Labelling

GW is designed to make manually labelling 100s - 1000s of variants as pain free as possible. Using the command-line interface, labels can be saved to a tab-separated file and opened at a later date to support labelling over multiple sessions. GW can also write a modified VCF, updating the filter column with curated labels.

Alt text

Use the UP and DOWN arrows to increase or decrease the number of image tiles, or LEFT and RIGHT to navigate through images. Below is a view of 196 variant images.

Alt text

To use labelling correctly in GW, ensure all variant IDs in your input VCF/BCF are unique - this should normally be the case anyway.

When you open a VCF file, GW will parse the ‘filter’ column and display this as a label in the bottom left-hand corner of image tiles. Other labels can be parsed from the VCF using the –parse-label option. For example, the SU tag can be parsed from the info column using:

gw hg38.fa -b your.bam -v variants.vcf --parse-label info.SU

Image tiles can then be clicked-on using the mouse to modify the label, choosing between PASS/FAIL by default. To provide a list of alternate labels, use the --labels option:

gw hg38.fa -b your.bam -v variants.vcf --labels Yes,No,Maybe

Now, when you left-click on a tiled image, you can cycle through this list.

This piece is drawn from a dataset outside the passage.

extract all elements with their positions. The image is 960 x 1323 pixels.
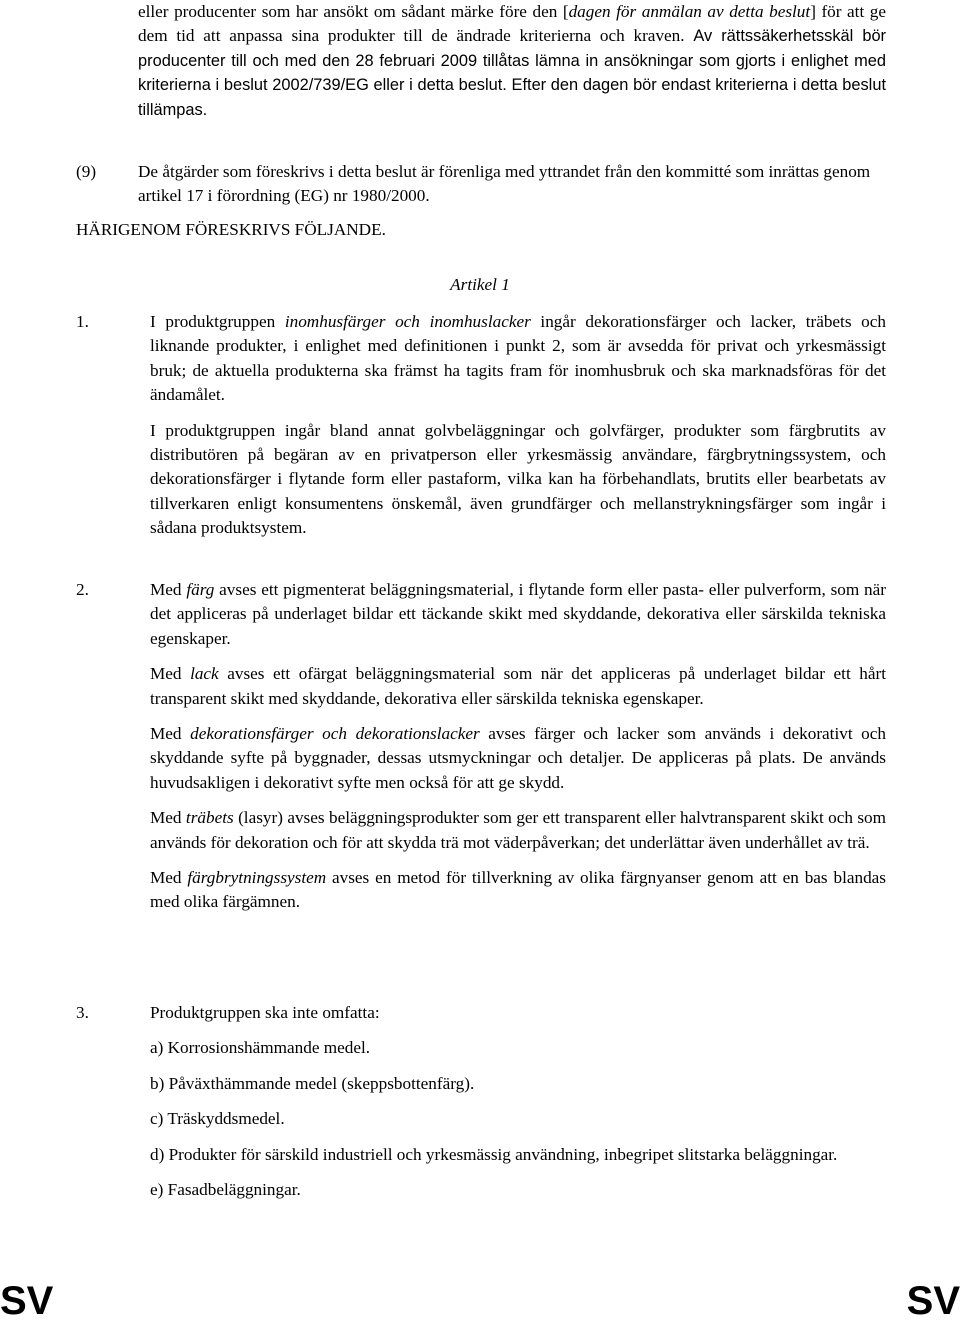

To save or open a list of annotations, use the --in-labels and --out-labels options. This makes it straightforward to keep track of labelling progress between sessions. Only variants that have been displayed to screen will be appended to the results in --out-labels file. The same file can be used for in and out labels, if desired:

gw hg38 -b your.bam -v variants.vcf --in-labels labels.tsv --out-labels labels.tsv

Labels are output as a tab-separated file with the following format:

chrom pos variant_ID label var_type labelled_date variant_filename
chr1 200000 27390 PASS DEL   test.vcf
chr1 250000 2720 FAIL SNP 14-10-2022 16-05-46 test.vcf

The labelled_date column is only filled out if one of the tiled images was manually clicked - if this field is blank then the --parsed-label was used. This feature allows you to keep track of which variants were user-labelled over multiple sessions. Additionally, the --out-labels file is auto-saved every minute for safe keeping.

GW can also write labels to a VCF file. We recommend using this feature to finalise your annotation - the whole VCF file will be written to --out-vcf. The final label will appear in the ‘filter’ column in the vcf. Additionally, the date and previous filter label are kept in the info column under GW_DATE, GW_PREV:

gw -v input_variants.vcf --in-labels labels.tsv --out-vcf output_variants.vcf

Note, the --in-labels option is not required here, but could be used if labelling over multiple sessions, for example. Also, a GW window will still pop-up here, but this could be supressed using the --no-show option.